This summer’s biggest-budget films have everything moviegoers have come to expect from Hollywood blockbusters: superheroes, pirates, space aliens. But in the truest sense of the term, none of them is a Hollywood movie.
https://www.yahoo.com/movies/hollywoods-big-summer-movies-were-filmed-elsewhere-110728821--finance.html?soc_src=social-sh&soc_trk=tw
Hollywood's big summer movies were all filmed elsewhere
Globalism in action.
But as a Classical Archaeology graduate student from Wisconsin told me decades ago when I said her country’s movies were better than mine (Canada’s), without any sense she was flattered: “but Hollywood doesn’t represent US culture.”

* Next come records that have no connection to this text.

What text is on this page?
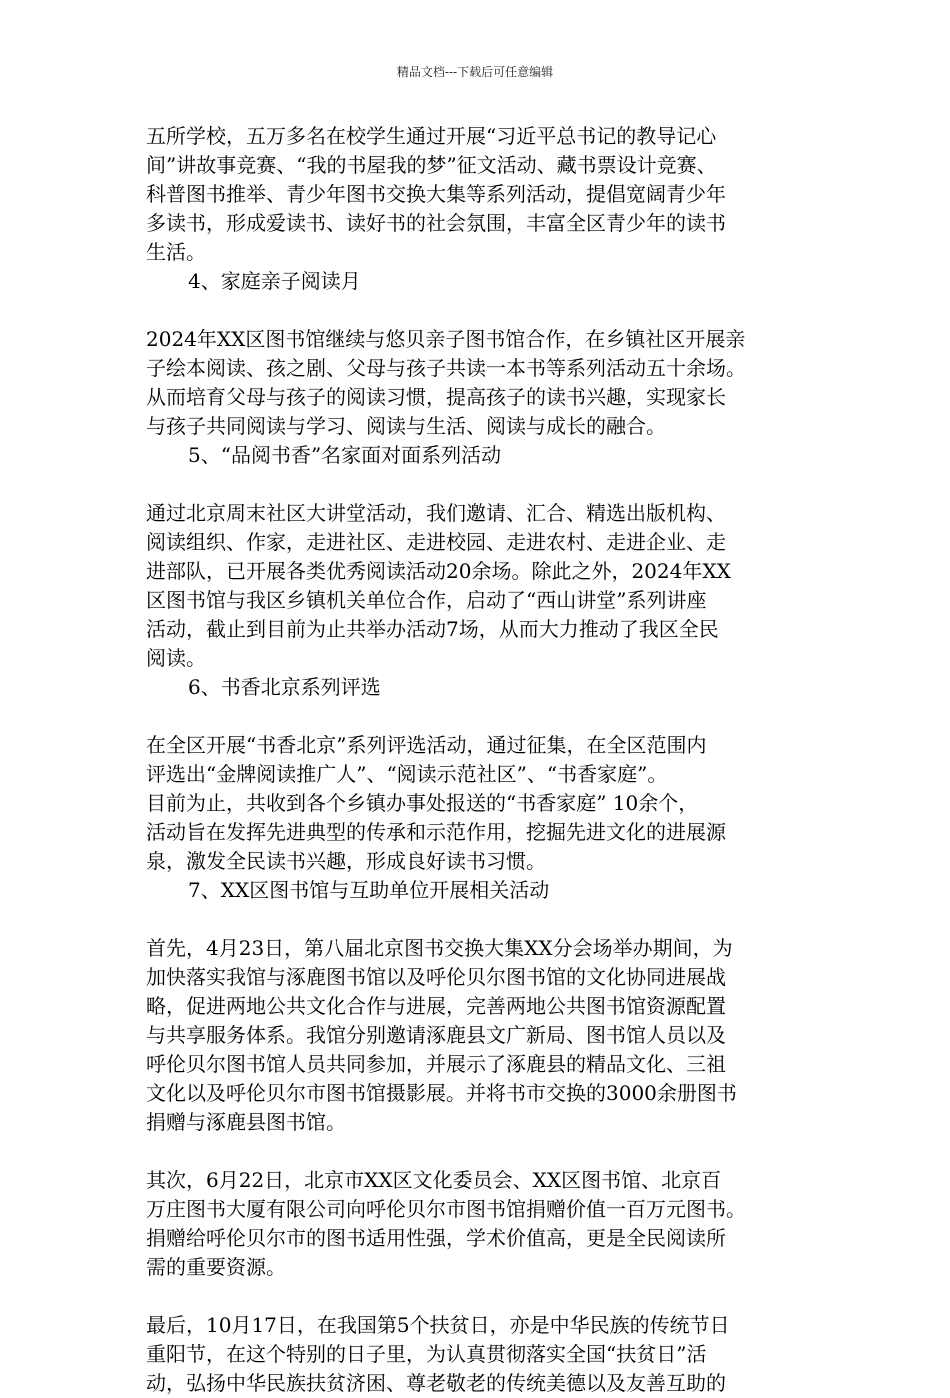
精品文档---下载后可任意编辑
五所学校，五万多名在校学生通过开展“习近平总书记的教导记心
间”讲故事竞赛、“我的书屋我的梦”征文活动、藏书票设计竞赛、
科普图书推举、青少年图书交换大集等系列活动，提倡宽阔青少年
多读书，形成爱读书、读好书的社会氛围，丰富全区青少年的读书
生活。
4、家庭亲子阅读月
2024年XX区图书馆继续与悠贝亲子图书馆合作，在乡镇社区开展亲
子绘本阅读、孩之剧、父母与孩子共读一本书等系列活动五十余场。
从而培育父母与孩子的阅读习惯，提高孩子的读书兴趣，实现家长
与孩子共同阅读与学习、阅读与生活、阅读与成长的融合。
5、“品阅书香”名家面对面系列活动
通过北京周末社区大讲堂活动，我们邀请、汇合、精选出版机构、
阅读组织、作家，走进社区、走进校园、走进农村、走进企业、走
进部队，已开展各类优秀阅读活动20余场。除此之外，2024年XX
区图书馆与我区乡镇机关单位合作，启动了“西山讲堂”系列讲座
活动，截止到目前为止共举办活动7场，从而大力推动了我区全民
阅读。
6、书香北京系列评选
在全区开展“书香北京”系列评选活动，通过征集，在全区范围内
评选出“金牌阅读推广人”、“阅读示范社区”、“书香家庭”。
目前为止，共收到各个乡镇办事处报送的“书香家庭” 10余个，
活动旨在发挥先进典型的传承和示范作用，挖掘先进文化的进展源
泉，激发全民读书兴趣，形成良好读书习惯。
7、XX区图书馆与互助单位开展相关活动
首先，4月23日，第八届北京图书交换大集XX分会场举办期间，为
加快落实我馆与涿鹿图书馆以及呼伦贝尔图书馆的文化协同进展战
略，促进两地公共文化合作与进展，完善两地公共图书馆资源配置
与共享服务体系。我馆分别邀请涿鹿县文广新局、图书馆人员以及
呼伦贝尔图书馆人员共同参加，并展示了涿鹿县的精品文化、三祖
文化以及呼伦贝尔市图书馆摄影展。并将书市交换的3000余册图书
捐赠与涿鹿县图书馆。
其次，6月22日，北京市XX区文化委员会、XX区图书馆、北京百
万庄图书大厦有限公司向呼伦贝尔市图书馆捐赠价值一百万元图书。
捐赠给呼伦贝尔市的图书适用性强，学术价值高，更是全民阅读所
需的重要资源。
最后，10月17日，在我国第5个扶贫日，亦是中华民族的传统节日
重阳节，在这个特别的日子里，为认真贯彻落实全国“扶贫日”活
动，弘扬中华民族扶贫济困、尊老敬老的传统美德以及友善互助的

I thought about it since then–Walt Disney’s movies represented the heritage of the country, and I think RKO did as well, especially Merian C Cooper’s films (The Most Dangerous Game, King Kong, Son of Kong) but the other studios were Eastern European and reflected their heritage in story and actor choices.
Can a truly traditional US (or English if speaking about the UK) film industry start up again?
I suspect there is a domestic audience for it, the challenge is getting around the corporate monopolies.
Well although Hollywood is in north America.
The North american audience is no longer the target
of hollywood movies.
why are there so many dumbed down sequels and reboots??
because intelligent plots with nuanced American cultural references
will not sell well in China where big budget flops like
“Warcraft” actually make their money back.
Youthful, increasingly affluent movie audiences in places like China or Iran, are not sophisticated enough to recognize a poorly executed
TVshow to big screen debacles like “power rangers” or “Max steel”
because their closed societies have no knowledge of the source material good or bad.
Netflix,torrents and other technologies have long made Hollywood’s
north american Distribution model economically obsolete
they sooner they admit it the better.
Breaking up the media monopolies is essential–for the public good, but they will resist it to the bitter end.
The public is already abandoning their news media, but for movies and tv it is harder since good programming requires funding and distribution, and I do not think Netflix is an honorable alternative. It has been criticized for harming the low budget horror film market for one thing, and their recent Cannes festival products listed films by South Korean, Japanese, Spanish, no films mentioned were from Western Europeans.
THIS is the problem.
If I watch a Mexican film, I expect to see Mexicans. If I watch a Japanese film, ditto. But it seems if I watch a film set in England, even if its 800 AD, or a film that is supposed to be about Norse mythology, it must have a multicultural spirit.
This isn’t a problem if there is an alternative that is more natural and common sensical, but there is not.
Thus one has to go back to 1960s European film, or an occasional later oddity like Krull to find this traditional storytelling approach.